As estrelas roubadas da Via Láctea

Região externa da galáxia captura astros de aglomerados globulares

Aglomerado globular M4: possível origem da estrela G53-41

Um trio de astrofísicos peruanos do qual faz parte Jorge Meléndez, da Universidade de São Paulo (USP), obteve a primeira evidência direta de que parte das estrelas do halo, a região mais externa e com menor densidade de gás e estrelas da Via Láctea, originou-se em pequenas áreas de altíssima concentração estelar conhecidas como aglomerados globulares.

Com a forma de uma gigantesca esfera que envolve toda a galáxia, o halo abriga estrelas com 10 a 12 bilhões de anos de idade, que estão entre as mais antigas da galáxia e se distribuem de duas formas: ou estão muito dispersas (são as chamadas estrelas de campo) ou extremamente adensadas nos aglomerados globulares. Segundo Meléndez, cujo trabalho foi financiado pela FAPESP, há algum tempo se acredita que boa parte das estrelas de campo se formou nos aglomerados globulares, dos quais se desprenderam mais tarde, mas ainda não se havia encontrado prova disso. Na mais recente assembleia geral da União Astronômica Internacional, realizada no final de agosto na China, houve uma sessão para discutir exclusivamente esse assunto. “Não se chegou a um consenso”, diz Meléndez, “mas a maioria dos astrônomos concorda que ao menos 10% das estrelas do halo vieram dos aglomerados globulares”.

Em um estudo publicado na edição de 1º de outubro da revista Astrophysical Journal, Meléndez, Iván Ramírez, da Universidade do Texas, e Júlio Chanamé, da Universidade Católica do Chile, apresentaram a primeira evidência de que estrelas de campo do halo podem ter escapado de aglomerados globulares e, atraídas pela gravidade, ido parar em regiões do halo onde as estrelas são mais esparsas.

Com o auxílio de três poderosos telescópios – o Magellan, instalado no Chile; o Mcdonald, na região continental dos Estados Unidos; e o Keck, no Havaí –, eles realizaram uma análise de altíssima precisão da composição química de 67 estrelas do halo. Duas dessas estrelas, a G150-40 e a G53-41, mostravam as características químicas de estrelas nascidas em aglomerados globulares: tinham baixa concentração do elemento químico oxigênio e abundância maior de sódio.
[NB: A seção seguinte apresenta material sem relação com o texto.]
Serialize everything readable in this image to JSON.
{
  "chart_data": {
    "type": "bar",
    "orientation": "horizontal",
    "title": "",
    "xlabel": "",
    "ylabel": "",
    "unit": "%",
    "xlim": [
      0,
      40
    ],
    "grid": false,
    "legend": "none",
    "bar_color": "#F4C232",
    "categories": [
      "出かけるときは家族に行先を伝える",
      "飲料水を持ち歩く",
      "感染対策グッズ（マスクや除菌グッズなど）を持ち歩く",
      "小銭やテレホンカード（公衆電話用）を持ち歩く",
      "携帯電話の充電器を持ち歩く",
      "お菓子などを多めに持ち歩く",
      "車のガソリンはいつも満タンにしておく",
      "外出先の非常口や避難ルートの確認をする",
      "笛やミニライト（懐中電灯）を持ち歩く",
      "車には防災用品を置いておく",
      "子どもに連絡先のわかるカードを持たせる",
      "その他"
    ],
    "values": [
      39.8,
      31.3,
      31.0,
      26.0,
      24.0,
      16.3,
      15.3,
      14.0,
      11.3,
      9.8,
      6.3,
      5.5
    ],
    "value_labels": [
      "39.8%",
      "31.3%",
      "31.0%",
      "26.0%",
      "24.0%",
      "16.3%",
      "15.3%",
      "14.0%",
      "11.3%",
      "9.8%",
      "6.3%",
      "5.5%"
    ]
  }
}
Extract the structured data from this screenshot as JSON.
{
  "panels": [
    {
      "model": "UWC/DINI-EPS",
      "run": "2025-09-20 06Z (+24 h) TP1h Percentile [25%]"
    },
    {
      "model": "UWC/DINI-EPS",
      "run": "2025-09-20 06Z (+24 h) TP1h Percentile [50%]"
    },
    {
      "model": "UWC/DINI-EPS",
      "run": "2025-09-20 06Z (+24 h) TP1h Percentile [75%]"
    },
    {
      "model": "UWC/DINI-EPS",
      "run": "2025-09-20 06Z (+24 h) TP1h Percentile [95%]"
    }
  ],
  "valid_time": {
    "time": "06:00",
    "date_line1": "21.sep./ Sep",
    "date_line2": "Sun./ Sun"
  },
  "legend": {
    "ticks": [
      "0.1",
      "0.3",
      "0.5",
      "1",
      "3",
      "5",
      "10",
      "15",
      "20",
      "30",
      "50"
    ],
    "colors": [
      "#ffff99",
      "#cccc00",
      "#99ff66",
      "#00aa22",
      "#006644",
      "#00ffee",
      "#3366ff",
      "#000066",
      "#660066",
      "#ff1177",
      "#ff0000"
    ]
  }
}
Os pesquisadores ainda não sabem dizer com precisão em quais dos quase 160 aglomerados conhecidos elas teriam se formado. Comparando o conteúdo de ferro dessas estrelas com o dos aglomerados, os pesquisadores identificaram 10 deles que podem ter gerado a G150-40. Já no caso da G53-41, há cerca de 20 aglomerados que a podem ter originado, entre eles, o M4.

Calcula-se que as estrelas roubadas tenham entre 10 bilhões e 12 bilhões de anos de idade. Isso é mais que o dobro da idade do Sol, que se encontra em um dos braços que formam o disco da Via Láctea, uma das últimas estruturas a surgir na galáxia. Meléndez planeja ampliar o estudo das estrelas do halo. No final de setembro ele enviou para o Observatório Europeu Austral (ESO) um pedido de tempo para fazer o mapeamento de 1.500 estrelas do halo e, se tudo der certo, conseguir uma estimativa melhor de onde se originaram.